Photo by Mayan Vered.

The Vancouver-based band Only A Visitor pays homage to ghost Chinatowns through their songs.

The art collective Publik Secrets presents some of their songs in a concert of new music, featuring the art pop quintet Only A Visitor in collaboration with the Kingsgate Chorus, Nov. 16 at Yaletown Roundhouse.

Family ghost stories

Robyn Jacob, the band’s founder, draws inspiration from her Chinese roots.

“We have a lot of ghost stories in the family, especially since mom was spread between Hong Kong and Canada for many years because of the immigration policy. The country wouldn’t let family be together ‘til the 1960s even though [our] first member was in Canada in 1920. There is one story about somebody passing away here − their partner living in Hong Kong. They knew he had passed away,” says Jacob, who is a pianist, singer, composer and educator.

In the process of making songs she is learning about her own history and her own ancestry. Growing up, she was raised on pop music her German-French dad played, including REM and the B-52s.

In Only A Visitor’s next record, which will be released in January, the album explores the Chinese diaspora moving to the West Coast, specifically true stories from her mother’s side of the family.

Dancing with the shadows of themselves.| Photo by Mayan Vered.

Exploring experimental music and new ways of presenting music

When Jacob was studying music at the University of British Columbia, she developed tendonitis − a common injury for musicians. But during the time she was recovering, she was forced to consider her path in music. She was hosting a radio show called The Rib on CiTR at the time. She saw this exposure to experimental music as a reaction to her classical conservatory music training.

“This was really great. It gave me a way to connect with the local scene. I could go to shows and interview musicians I admired because I could offer them radio time. I got to meet a lot of musicians that I still know today,” she says.

After graduating from school, Jacob started to develop a desire to write songs for voice as opposed to the keyboard. She started with a solo songwriting project called Fist Full o’ Snacks, which she described as very lighthearted − quite a departure from what she is currently writing.

“That [project] was a part of my evolution to Only A Visitor,” she says.

In the past year, to shake up her regular performance routine, she has looked for new ways of presenting their band’s music. For example, last January they collaborated for two nights of a show with Mind of a Snail, a shadow puppet projection company.

Jacob says she draws inspiration from her local arts community.
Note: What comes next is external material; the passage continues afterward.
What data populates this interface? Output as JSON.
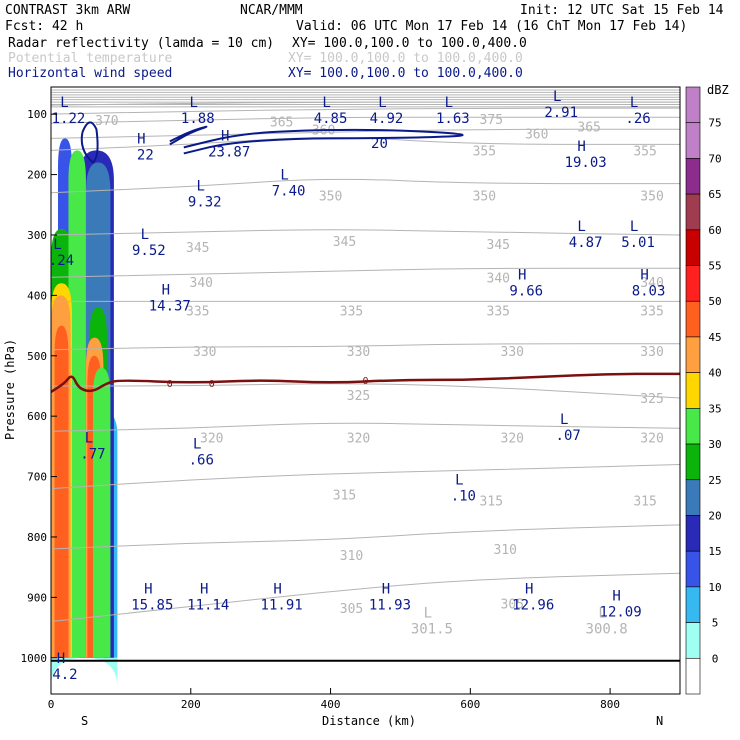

She also learns from many of her peers who are handling interdisciplinary work. Learning how to change the standard concert also means letting go of what is planned, but she says there are limits to this more free-flowing approach.

“If I had more time, I could develop something more fully. But these are one-offs. We aren’t working on a big budget and they’re not very long-term developments,” says Jacob.

“We get together and do this cool little thing. It’s very much an experiment, with the potential in the future to revisit it and work it into another thing. We’ll see what happens. It’s really fun because it keeps me on my toes,” she says.

Audience reaction

Only A Visitor’s 2017 album.

When Jacob puts on concerts, she conveys the backstories of some of the songs’ themes.

“People come up to me after the concert and they say, ‘Thank you for telling the story. I’ve been thinking about this for so long.’ I’ve been researching for this album for the past couple of years but for me, I’m like, everybody knows this sort of stuff, but no,” she says.

Jacob thinks that certain histories are being covered up and she is peeling away their layers.

“People have their own editions of the story. There’s a tradition of erasure of history. But it exists. It’s how we’re able to live this dream of the Canadian identity − because it is so complicated. I think a lot of people are doing this work in their own way,” Jacob says.